Bullets are bartered for mouth-worn nouns

while translation—black gold/rapeseed/wheat

the startled spillage over streets, fields

the caskets vultures scent—is rubble that fits into the palm.

Again, spring has come too late.

 

I am thinking of you on that convoy

your teddy bear flown to Washington, D.C.

 

Spring with its stubborn licks of root

long green muscles aching to push as in childbirth

the time of softened earth, of shovel and hoe.

What will it trade for bones that still have years of growth?

A mourning ring around the sun, a brooch with a sharpened pin.

 

The ethics of want can drain a river

but the muck has turned your eyes a strange brown.

 

Eye language, hand language. Bodies plummet

crow-dark, for a moment investigating the breath

that passes in a forlorn plume of desire.
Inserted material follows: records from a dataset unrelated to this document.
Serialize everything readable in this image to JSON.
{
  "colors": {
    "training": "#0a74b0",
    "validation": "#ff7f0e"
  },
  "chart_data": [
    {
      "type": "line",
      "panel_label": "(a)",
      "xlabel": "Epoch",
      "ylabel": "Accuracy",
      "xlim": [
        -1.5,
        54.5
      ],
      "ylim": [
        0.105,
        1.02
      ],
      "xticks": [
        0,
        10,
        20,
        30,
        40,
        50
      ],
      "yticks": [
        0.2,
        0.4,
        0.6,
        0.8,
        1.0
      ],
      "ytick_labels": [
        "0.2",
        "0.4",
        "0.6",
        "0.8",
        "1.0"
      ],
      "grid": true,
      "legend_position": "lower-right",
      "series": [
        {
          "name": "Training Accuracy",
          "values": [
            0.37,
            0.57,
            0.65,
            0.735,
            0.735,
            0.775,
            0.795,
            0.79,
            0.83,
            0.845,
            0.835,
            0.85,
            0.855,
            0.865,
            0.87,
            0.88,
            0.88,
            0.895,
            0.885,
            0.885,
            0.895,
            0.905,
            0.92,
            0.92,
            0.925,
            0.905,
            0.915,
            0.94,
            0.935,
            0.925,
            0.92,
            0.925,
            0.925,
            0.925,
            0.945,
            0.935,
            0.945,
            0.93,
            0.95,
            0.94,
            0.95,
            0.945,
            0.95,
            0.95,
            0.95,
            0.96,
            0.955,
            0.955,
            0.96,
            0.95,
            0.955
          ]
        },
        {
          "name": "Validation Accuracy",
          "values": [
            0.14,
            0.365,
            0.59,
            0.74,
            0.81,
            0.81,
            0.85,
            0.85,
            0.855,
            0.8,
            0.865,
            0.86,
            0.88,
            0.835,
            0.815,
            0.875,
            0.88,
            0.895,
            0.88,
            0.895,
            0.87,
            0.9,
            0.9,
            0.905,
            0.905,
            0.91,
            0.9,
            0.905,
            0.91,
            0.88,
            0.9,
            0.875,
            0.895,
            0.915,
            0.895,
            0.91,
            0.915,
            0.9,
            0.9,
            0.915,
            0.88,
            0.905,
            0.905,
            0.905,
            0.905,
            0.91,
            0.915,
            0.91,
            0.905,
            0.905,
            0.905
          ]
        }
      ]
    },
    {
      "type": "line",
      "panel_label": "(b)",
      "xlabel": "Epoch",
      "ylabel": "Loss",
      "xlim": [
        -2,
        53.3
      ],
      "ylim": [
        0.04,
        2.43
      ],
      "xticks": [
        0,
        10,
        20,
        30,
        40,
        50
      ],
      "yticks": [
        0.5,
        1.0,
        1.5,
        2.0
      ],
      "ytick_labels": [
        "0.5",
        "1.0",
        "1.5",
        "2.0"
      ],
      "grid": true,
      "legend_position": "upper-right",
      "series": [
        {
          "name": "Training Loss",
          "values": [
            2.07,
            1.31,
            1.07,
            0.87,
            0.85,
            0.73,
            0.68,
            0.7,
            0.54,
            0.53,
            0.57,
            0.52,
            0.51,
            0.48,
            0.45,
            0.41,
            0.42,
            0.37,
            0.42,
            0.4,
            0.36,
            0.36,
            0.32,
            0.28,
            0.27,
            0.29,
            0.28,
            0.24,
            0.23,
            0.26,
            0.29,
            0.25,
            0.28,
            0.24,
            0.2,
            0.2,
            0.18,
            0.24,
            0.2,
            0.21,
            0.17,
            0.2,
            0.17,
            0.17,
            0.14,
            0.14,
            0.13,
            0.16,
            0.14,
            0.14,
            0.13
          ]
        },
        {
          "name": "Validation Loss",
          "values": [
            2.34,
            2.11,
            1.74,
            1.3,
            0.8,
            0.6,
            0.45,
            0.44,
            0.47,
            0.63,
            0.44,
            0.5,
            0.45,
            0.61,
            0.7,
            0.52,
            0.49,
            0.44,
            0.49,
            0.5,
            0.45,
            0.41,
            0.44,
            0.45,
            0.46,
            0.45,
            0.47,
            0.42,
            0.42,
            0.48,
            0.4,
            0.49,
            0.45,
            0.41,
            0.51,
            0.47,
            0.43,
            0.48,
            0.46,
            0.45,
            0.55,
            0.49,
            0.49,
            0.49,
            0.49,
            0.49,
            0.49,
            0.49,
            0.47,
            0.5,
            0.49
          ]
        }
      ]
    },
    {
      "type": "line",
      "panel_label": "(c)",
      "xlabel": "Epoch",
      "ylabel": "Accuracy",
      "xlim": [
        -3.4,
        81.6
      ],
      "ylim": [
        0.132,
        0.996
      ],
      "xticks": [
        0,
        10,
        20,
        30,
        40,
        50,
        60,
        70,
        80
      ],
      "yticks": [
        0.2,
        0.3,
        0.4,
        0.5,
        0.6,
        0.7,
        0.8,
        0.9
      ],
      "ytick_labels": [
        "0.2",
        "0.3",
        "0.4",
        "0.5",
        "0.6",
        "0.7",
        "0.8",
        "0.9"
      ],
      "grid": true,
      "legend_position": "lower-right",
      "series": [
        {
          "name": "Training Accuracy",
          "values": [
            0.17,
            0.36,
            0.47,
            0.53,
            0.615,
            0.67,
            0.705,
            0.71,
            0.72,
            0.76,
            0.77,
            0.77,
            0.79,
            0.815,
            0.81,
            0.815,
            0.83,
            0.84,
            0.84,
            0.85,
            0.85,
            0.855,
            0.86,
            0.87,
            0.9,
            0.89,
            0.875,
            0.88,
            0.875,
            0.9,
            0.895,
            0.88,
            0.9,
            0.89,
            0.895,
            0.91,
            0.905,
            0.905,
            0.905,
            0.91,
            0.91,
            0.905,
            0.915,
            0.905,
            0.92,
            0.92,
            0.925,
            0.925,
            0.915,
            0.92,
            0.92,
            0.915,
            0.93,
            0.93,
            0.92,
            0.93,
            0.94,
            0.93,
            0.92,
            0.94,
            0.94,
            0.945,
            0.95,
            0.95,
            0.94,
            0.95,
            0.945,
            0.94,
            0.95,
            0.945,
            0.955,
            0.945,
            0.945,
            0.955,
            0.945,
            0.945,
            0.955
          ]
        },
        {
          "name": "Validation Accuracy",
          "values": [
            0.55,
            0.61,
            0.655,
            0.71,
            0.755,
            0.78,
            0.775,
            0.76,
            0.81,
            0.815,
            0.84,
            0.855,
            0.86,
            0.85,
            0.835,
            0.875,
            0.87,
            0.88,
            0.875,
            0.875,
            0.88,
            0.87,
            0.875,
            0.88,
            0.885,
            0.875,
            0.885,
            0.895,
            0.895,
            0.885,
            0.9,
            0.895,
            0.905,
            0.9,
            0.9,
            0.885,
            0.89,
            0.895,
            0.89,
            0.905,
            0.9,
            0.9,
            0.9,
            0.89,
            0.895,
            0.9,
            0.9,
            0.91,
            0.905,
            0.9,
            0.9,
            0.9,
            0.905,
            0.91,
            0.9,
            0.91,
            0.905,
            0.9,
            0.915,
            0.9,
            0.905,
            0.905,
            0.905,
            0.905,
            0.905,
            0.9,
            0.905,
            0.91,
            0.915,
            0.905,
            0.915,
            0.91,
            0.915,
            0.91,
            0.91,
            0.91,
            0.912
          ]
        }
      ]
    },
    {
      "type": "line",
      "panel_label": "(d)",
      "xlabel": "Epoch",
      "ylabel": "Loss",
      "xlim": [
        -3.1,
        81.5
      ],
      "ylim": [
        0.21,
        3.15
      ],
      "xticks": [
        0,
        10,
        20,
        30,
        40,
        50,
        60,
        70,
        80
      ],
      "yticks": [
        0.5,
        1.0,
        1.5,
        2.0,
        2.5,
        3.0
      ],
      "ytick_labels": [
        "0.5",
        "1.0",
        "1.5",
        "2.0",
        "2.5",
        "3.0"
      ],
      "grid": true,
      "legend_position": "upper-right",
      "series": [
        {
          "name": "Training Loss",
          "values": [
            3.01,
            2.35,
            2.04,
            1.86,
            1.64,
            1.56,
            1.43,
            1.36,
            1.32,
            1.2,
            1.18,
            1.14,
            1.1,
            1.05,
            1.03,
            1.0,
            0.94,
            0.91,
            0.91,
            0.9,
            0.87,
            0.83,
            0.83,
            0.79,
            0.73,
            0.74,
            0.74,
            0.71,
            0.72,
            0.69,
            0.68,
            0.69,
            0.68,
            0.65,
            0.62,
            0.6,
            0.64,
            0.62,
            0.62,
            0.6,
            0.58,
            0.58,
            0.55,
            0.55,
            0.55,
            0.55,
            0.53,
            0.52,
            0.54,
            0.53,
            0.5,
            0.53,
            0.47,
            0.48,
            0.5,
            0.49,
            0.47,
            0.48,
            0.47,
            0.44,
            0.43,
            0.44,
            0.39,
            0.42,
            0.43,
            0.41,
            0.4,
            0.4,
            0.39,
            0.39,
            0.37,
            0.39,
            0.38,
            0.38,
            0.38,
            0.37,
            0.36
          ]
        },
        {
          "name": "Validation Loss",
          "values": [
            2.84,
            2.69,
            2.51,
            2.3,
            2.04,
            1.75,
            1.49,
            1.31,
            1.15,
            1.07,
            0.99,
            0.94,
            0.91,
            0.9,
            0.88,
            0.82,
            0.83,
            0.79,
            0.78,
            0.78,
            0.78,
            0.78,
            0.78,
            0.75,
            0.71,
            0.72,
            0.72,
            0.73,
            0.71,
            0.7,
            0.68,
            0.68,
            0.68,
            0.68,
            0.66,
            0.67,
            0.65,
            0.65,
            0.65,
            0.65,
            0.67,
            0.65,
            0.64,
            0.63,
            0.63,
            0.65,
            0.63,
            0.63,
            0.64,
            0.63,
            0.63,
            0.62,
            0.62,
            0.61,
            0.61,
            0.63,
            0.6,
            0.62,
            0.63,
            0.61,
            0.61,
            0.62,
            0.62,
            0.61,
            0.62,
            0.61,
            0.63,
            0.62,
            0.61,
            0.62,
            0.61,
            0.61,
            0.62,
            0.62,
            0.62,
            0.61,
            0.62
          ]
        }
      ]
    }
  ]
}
Is the last thought madness? A country shapes on the tongue

but the wheeling sky, the crust of snow

 

the clouds composed of horses

how a building was there then not there.

 

Days stretch beyond into a place where songs are made.

Where songs are made, strands of black and gold

tinged with iridescent melt are grapevines of the killed harvest;

children lose their dogs. Caravans of bitterness

go winding into realms of the future and the futureless.

 

Your mother says love, pray love

eat these seeds and sprout a story only you can tell.